30 August 2015
MUSCAT: Short-term interest rates are expected to harden in the coming months, with Oman government raising debt funds to cover deficit in view of falling oil prices.

The liquidity within the financial system has been absorbed as the government has raised OMR500 million so far this year -- OMR300 million in July and OMR200 million in February -- by way of development bond issues. Also, the Sultanate's government is in an advanced stage to float the country's first sovereign sukuk or Islamic bond worth OMR200 million, which will take the total debt issue to OMR700 million.

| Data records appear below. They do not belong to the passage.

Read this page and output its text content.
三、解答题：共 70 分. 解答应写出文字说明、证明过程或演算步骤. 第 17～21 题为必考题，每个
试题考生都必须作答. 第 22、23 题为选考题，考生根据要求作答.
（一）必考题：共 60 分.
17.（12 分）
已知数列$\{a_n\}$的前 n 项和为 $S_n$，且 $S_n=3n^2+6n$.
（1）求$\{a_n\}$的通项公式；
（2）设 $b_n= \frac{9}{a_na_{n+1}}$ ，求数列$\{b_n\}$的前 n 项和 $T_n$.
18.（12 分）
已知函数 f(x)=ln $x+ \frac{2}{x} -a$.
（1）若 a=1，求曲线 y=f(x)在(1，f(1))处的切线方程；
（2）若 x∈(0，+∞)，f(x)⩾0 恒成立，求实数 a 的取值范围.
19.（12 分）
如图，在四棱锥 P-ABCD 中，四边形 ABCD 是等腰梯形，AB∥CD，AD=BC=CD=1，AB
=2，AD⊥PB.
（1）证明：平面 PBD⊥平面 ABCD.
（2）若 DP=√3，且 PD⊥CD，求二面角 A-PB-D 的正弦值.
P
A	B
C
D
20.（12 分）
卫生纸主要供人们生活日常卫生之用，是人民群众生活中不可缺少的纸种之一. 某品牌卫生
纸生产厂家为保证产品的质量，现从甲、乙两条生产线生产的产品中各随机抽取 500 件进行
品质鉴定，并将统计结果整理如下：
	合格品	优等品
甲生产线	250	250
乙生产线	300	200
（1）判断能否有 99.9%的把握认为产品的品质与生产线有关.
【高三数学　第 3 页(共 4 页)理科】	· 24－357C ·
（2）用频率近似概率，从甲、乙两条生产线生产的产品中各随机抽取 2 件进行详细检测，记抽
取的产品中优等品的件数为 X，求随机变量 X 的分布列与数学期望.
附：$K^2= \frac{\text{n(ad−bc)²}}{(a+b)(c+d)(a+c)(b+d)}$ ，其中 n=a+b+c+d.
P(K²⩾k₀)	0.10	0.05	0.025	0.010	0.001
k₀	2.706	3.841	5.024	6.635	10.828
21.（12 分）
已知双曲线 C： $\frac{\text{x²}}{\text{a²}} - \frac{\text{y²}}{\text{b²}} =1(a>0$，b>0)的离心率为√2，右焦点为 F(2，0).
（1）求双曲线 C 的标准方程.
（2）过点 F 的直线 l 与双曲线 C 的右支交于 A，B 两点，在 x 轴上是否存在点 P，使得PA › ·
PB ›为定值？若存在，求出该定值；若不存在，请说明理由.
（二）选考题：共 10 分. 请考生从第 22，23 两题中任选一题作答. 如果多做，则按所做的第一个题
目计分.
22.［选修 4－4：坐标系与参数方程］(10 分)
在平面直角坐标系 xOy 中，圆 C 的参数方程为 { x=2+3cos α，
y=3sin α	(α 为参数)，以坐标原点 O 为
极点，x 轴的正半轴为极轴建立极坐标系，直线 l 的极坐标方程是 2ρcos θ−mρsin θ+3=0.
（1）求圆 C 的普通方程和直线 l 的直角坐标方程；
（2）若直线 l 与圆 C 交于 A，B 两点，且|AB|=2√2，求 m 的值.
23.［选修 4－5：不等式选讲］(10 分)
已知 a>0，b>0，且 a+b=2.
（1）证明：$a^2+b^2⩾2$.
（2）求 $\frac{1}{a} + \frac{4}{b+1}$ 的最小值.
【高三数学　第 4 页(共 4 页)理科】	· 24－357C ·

However, as per the budget document for this year, net local borrowing was estimated to the tune of OMR400 million, which excludes OMR100 million for repayment.The development bonds will help plug a projected OMR2.5 billion deficit in the nation's budget for 2015.

"It is so far not very significant since the financial system has enough liquidity. However, if the issue continues, it will cause a rise in interest rates," said a senior banker working with a leading commercial bank in Muscat.

If government continues borrowing, bank liquidity will be tightened and the lending rates will not remain at the same level.

The official, who does not want to be named, said that the liquidity crunch would first cause increase in interest rate for short-term funds, which will eventually reflect to other rates like corporate and retail loans.

"The borrowing cost of banks will grow initially, which will cause a rise in lending rates of short-term maturities (like call money and inter-bank rates). If it is persistent, it will be reflected in lending rates of long-term maturities," noted the banker.

Oman's budget deficit surged ahead to OMR1,918.5 million in the first half of this year, against a surplus of OMR250 million for the same period in 2014, primarily due to a plunge in oil prices.

According to a Reuters report, central bank data shows lending to the government taking up a growing share of banks' balance sheets, suggesting it could eventually crowd out lending to the private sector. Conventional banks' holdings of government bonds rose 18 percent from end-2014 to OMR668 million in June, expanding at roughly twice the rate of private sector lending.

In addition, the government has resumed selling Treasury bills to banks to finance day-to-day state spending; those holdings surged to OMR624 million rials from zero at end-2014.

In the last couple of years, Omani banks had ample liquidity, resulting in a low interest regime. A couple of Omani banks started offering personal loan for nationals below 4 per cent. But banks would not be able to continue such a low rate, if money market situation is tightened.